Type-safe template function which takes iterators

Question

I'm writing different sort functions, which take two iterators and sort sequence. I would like to implement them for any kind of vector and make them typesafe, like this:

template <typename T>
void itsort(std::vector<T>::iterator begin, std::vector<T>::iterator end)
{
    // code
}

But due to errors I'm only able to implement something type-unsafe:

template <typename T>
void itsort(T begin, T end)
{
    // code
}

How to implement type-safe template function, which takes two vector iterators?

PS: Currently there is no need in comparator, all sorts work with different types of numbers.

Answer 1

It is possible to constraint the function with the std::enable_if type trait, which defines a valid type only if the specified type is a std::vector container iterator.

At this point, it is necessary to implement a dedicated type trait (is_vector_iterator) that allows to achieve this goal.

Example:

template <typename InIter, typename = typename std::enable_if<is_vector_iterator<InIter>::value>::type>
void itsort(InIter, InIter);

The basic idea is to create a helper type trait that accepts two different types as template parameters. It is partial-specialized for the case in which the second argument is the same as std::vector <U>::iterator, where the type U is the value_type of the iterator. Thus, the helper is specialized for only the type T. If the above type is not a std::vector container iterator, the first class is selected; otherwise, the second one is selected.

Example:

namespace detail {
    template <typename, typename>
    struct is_vector_iterator
     : std::false_type {};
    
    template <typename T>
    struct is_vector_iterator<T, typename std::vector<typename std::iterator_traits<T>::value_type>::iterator>
     : std::true_type {};
}

template <typename T>
struct is_vector_iterator
 : detail::is_vector_iterator<T, T> {};

Answer 2

seems you are looking for something like this:

#include <iostream>
#include <vector>
#include <list>
#include <iterator>

template< typename T >
void itsort(T, T, std::bidirectional_iterator_tag)
{
    std::cout << "itsort called for bidirectional iterator\n";
}

template <typename T>
void itsort(T, T, std::random_access_iterator_tag)
{
    std::cout << "itsort called for random-access iterator\n";
}


template< typename T >
void alg(T first, T last)
{
   itsort(first, last, typename std::iterator_traits<T>::iterator_category());
}


int main()
{
    std::vector<int> v;
    alg(v.begin(), v.end());

    std::list<int> l;
    alg(l.begin(), l.end());
}

Answer 3

Determining if something is an iterator of a vector is hard, and mostly pointless.

The type of vector iterators are extremely free under the standard. They can even be naked pointers in some implementations.

What more, the type of the vector that produces the iterator might not be deducible from the iterator. As an example, a std::vector<int, some_allocator>::iterator might be a different, or the same type, as a std::vector<int>::iterator. They could both be int*, or they could be some class wrapped around a pointer.

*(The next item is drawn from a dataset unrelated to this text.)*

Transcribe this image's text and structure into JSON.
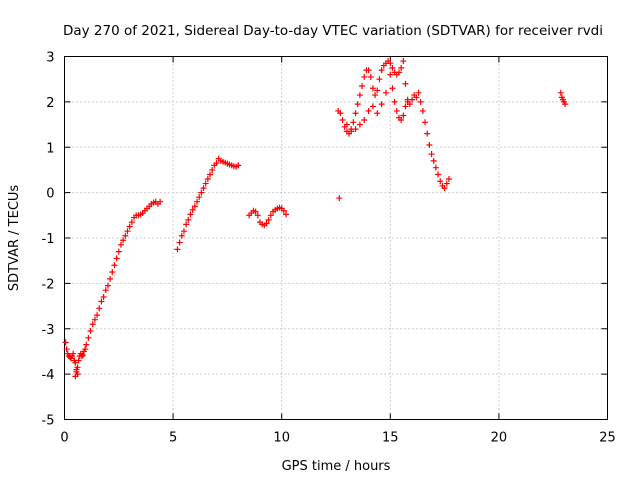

They could be the same type, or different types. (The technique of using the same type for different container types is called SCARY iterators if you want to find discussion about it).

In general, you cannot determine if a given iterator is a vector iterator.

You can write code that will fail if the given iterator is not a random-access iterator, and deduce the type T. First, a bit of boilerplate to make the access to iterator_traits a bit less verbose:

namespace iterators {
  template<class It>
  using iterator_category =
    typename std::iterator_traits<It>::iterator_category;

  template<class It>
  using value_type =
    typename std::iterator_traits<It>::value_type;
}

now we do this:

template<class It>
void itsort(It begin, It end)
{
  using T = iterator::value_type<It>;
  using category = iterator::iterator_category<It>;
  static_assert(
    std::is_base_of<std::random_access_iterator_tag, category>::value, "This function only supports random-access iterators"
  );
}

this "fails late", in that the error does not occur at the time of overload resolution (SFINAE), but it does check your types for you.

You also have access to the underlying value type of your iterators.

Doing this in a SFINAE friendly way is difficult, because iterator_traits is not mandated to be SFINAE friendly, and iterator_traits is the mandated way to determine the traits of an iterator. As a concrete example, void* often matches the empty iterator_traits for pointers, but then it fails because it isn't an iterator.